Como se não bastasse, ela voltou e continuou a praguejar. Eu juro que não estava ali, era só o meu corpo. Também não sei quem estava comigo, além de #DiogoDoCéu, mas eu podia sentir que era um exército muito maior. Eu me sentia blindada. Eu não absorvia nada que vinha dela. As lágrimas jorravam copiosamente, eu não conseguia controlar. É sempre assim, quando não consigo esbravejar.

Cessou. Acho que ela cansou. Foram as três jantar. Fiquei só. Como eu gostaria de estar. Arrumei a mala, afinal íamos embora de Lyon no dia seguinte. Graças a Deus.

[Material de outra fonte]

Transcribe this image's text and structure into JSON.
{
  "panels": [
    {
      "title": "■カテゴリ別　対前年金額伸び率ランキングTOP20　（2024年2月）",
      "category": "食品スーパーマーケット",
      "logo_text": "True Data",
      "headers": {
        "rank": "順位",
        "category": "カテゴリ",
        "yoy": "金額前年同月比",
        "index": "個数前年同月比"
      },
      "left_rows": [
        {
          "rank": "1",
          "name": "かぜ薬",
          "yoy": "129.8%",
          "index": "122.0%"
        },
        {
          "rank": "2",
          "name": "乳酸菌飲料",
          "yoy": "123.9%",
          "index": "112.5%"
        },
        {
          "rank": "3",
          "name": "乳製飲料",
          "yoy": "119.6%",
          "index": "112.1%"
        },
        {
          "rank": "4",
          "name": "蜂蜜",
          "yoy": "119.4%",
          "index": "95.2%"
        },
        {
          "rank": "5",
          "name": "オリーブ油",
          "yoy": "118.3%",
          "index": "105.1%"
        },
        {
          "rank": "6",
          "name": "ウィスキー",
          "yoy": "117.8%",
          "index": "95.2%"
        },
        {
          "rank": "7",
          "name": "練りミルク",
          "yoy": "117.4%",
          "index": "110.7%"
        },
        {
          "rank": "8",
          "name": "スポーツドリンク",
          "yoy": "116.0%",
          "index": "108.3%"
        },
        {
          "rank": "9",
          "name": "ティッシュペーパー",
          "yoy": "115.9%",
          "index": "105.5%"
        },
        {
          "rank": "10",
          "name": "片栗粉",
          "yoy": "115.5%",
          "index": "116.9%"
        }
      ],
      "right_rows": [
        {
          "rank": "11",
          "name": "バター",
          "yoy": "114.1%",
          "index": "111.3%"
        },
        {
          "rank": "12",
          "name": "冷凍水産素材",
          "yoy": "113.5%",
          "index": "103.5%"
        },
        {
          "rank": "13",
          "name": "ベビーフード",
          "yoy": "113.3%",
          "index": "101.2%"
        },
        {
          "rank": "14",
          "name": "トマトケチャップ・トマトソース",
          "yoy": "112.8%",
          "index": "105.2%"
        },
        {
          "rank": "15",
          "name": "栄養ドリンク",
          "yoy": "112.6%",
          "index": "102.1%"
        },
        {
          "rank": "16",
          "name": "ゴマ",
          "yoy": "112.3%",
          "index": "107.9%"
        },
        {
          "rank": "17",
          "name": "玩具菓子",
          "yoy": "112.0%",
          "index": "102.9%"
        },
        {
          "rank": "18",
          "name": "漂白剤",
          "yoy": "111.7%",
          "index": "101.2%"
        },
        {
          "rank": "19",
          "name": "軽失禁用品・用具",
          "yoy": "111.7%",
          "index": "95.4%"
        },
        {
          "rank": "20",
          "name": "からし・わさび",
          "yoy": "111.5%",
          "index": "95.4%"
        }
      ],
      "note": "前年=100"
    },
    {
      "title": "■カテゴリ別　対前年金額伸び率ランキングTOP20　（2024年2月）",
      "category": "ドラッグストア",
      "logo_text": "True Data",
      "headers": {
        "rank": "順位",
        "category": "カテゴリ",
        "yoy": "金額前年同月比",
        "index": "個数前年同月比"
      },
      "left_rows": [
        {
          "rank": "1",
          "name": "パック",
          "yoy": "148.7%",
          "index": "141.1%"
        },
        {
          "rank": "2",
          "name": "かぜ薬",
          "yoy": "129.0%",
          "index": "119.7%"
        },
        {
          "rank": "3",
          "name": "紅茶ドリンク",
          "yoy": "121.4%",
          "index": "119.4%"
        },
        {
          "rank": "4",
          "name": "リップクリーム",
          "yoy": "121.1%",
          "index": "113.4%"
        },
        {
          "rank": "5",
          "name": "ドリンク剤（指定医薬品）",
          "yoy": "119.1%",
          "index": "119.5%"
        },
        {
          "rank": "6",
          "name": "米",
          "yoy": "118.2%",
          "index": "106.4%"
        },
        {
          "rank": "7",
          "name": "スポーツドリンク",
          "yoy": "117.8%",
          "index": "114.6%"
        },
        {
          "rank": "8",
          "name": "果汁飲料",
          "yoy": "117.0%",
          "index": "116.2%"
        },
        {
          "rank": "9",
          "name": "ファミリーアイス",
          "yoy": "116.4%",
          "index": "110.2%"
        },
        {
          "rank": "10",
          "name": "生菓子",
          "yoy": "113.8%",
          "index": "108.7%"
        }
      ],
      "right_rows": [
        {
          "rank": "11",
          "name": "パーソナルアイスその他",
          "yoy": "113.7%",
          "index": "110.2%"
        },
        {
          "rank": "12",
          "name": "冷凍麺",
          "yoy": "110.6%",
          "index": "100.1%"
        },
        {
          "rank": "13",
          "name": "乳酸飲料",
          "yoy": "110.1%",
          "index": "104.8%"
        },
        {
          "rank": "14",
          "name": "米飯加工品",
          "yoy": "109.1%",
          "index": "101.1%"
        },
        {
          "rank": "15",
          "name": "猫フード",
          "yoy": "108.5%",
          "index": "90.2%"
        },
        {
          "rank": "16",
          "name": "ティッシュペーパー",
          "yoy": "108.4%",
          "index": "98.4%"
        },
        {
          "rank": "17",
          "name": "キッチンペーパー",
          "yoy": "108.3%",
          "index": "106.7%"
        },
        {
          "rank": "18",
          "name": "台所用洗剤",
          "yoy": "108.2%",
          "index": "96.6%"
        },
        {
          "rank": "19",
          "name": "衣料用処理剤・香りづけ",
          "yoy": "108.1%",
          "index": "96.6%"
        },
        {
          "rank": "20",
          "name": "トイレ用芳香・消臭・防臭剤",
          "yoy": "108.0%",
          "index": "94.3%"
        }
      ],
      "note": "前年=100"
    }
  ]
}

Tomei uns três remédios de dormir. Precisava apagar. Parece que consegui. Eu não queria pensar em tudo que acontecera. Nem queria lembrar que faltavam oito dias para a viagem acabar.

Vontade de ir embora? Tive muita.

Por que não o fiz? Porque não seria justo com as meninas que cortaram um dobrado para juntar a grana de levar. Todo o investimento. Fora que o custo para voltar era altíssimo, eu não tinha como arcar. Sem contar que os custos rateados eu pretendia honrar pra não prejudicar ninguém.

Para encerrar a saga vou contar como terminou a viagem, porque se para falar de dois dias eu escrevi duas páginas, avalie se eu contar a voagem toda?

Sabe como eu passei pelos outros dias? Bêbada. Eu bebia todo doa. Assim eu suportava continuar. Bebia pra dormir, acordava pra beber. A bebida me salvou ou pelo menos enganou bem. Viva o álcool.   

 

Gabi D. 

Texto 7 - Para a comunidade de Continuidade da Escrita Intuitiva do @gutanaka.